An industry advocacy is disappointed with a multinational resources company’s emergency supplies for infected mine workers.
Rio Tinto recently faced criticism over its isolation care package contents for employees who test positive to coronavirus (COVID-19) at Pilbara operations.
Multiple workers complained that contractor Sodexo only provides affected mine workers with a box of tea, coffee, milk, noodles, detergent and a copy of the so-called “in room strength program.” These supplies are intended to last for a week of mandatory confinement to mine accommodation.
The Australian Workers Union described the package contents as inadequate, ill-conceived and an “absolute joke”.
“Is this what a company that says it is serious about trying to change its culture thinks is suitable for Pilbara workers iso[lat]ing in the shoeboxes the company calls rooms?” WA branch secretary Brad Gandy said in a public statement.
“Now this multi-billion-dollar corporation comes out with this cheap and manifestly inadequate effort.

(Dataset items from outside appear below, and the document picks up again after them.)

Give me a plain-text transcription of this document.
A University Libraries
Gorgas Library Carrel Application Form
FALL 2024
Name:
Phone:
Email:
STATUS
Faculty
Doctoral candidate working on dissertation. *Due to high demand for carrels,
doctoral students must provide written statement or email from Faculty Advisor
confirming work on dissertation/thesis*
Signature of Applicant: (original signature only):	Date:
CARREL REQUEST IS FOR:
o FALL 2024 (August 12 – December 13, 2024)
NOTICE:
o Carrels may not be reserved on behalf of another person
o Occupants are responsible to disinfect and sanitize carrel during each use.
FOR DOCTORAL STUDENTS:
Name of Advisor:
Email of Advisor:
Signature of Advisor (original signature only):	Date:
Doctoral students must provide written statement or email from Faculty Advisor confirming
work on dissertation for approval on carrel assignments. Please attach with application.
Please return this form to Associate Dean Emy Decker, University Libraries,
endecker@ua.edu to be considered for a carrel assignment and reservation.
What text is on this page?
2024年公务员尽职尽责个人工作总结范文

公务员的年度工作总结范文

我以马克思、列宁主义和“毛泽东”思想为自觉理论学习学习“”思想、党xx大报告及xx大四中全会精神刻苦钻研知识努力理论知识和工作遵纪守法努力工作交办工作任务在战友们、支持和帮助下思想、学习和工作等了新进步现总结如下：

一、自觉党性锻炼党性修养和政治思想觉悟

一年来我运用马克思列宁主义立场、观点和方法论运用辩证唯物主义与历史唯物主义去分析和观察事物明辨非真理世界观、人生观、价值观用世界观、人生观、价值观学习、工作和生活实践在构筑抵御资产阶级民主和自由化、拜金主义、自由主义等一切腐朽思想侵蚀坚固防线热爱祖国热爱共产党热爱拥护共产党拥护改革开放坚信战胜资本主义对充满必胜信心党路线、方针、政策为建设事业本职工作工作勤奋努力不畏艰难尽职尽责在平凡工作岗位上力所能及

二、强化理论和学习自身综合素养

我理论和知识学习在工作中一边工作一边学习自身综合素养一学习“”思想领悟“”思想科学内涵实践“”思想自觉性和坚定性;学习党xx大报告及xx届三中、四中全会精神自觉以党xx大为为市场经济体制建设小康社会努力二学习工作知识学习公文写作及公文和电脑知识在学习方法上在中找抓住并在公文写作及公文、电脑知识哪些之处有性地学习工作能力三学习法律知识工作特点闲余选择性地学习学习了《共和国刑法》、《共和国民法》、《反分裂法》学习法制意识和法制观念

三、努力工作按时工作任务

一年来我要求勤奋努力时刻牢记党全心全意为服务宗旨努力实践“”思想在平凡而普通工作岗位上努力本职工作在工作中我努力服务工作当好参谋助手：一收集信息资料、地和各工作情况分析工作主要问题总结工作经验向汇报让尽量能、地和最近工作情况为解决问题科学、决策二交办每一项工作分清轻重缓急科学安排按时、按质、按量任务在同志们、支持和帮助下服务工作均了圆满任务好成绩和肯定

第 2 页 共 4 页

Is this really what Rio thinks ‘better’ looks like?”
The Western Mine Workers’ Alliance (WMWA) separately forwarded concerns to Rio about the mental health of employees who have to isolate at mine sites. However, these complaints were allegedly ignored.
“WMWA has still to receive a response to an earlier letter to Rio Tinto, sent on behalf of its Pilbara members, voicing serious concerns for their health and wellbeing while they are on its sites – particularly the management of positive cases and close contacts,” WA secretary Greg Busson said.
Busson wants the business to introduce steps for infected workers to safely return home for isolation.
“Unlike in the eastern states, the WA resource sector has had plenty of time to properly plan for this situation,” he said.
AMSJ has sought comment from a Rio representative.
FIFO workers test positive
The remarks came after Rio confirmed two fly-in fly-out (FIFO) employees tested positive, and were put in isolation, at the company’s Perth Airport screening facility during January 2022.
The facility was established to perform COVID-19 tests on thousands of FIFO workers who transit through Perth, Busselton, Geraldton and Albany airports each day. Passengers must show proof of vaccination, declare whether they experienced COVID-19 symptoms, undergo a temperature check and rapid antigen test. After testing negative they receive a wristband and may proceed to the gate.
“Detection of these cases prior to departure for the Pilbara reinforces the importance and effectiveness of our three-layered screening process at Perth Airport, which includes rapid antigen testing,” a spokesperson said according to News Limited.
“This shows the systems and controls we have in place are working.”
Meanwhile, the Federal Government confirmed self funded COVID-19 tests will be tax deductible for work-related purposes.
The permanent changes, which will be backdated to 1 July 2021, also encourage employers to test workers for COVID-19 through a new fringe benefit tax exemption.
“COVID-19 tests are an important tool for mitigating transmission risks and absences from the workplace,” Federal Assistant Treasurer Michael Sukkar said in a public statement.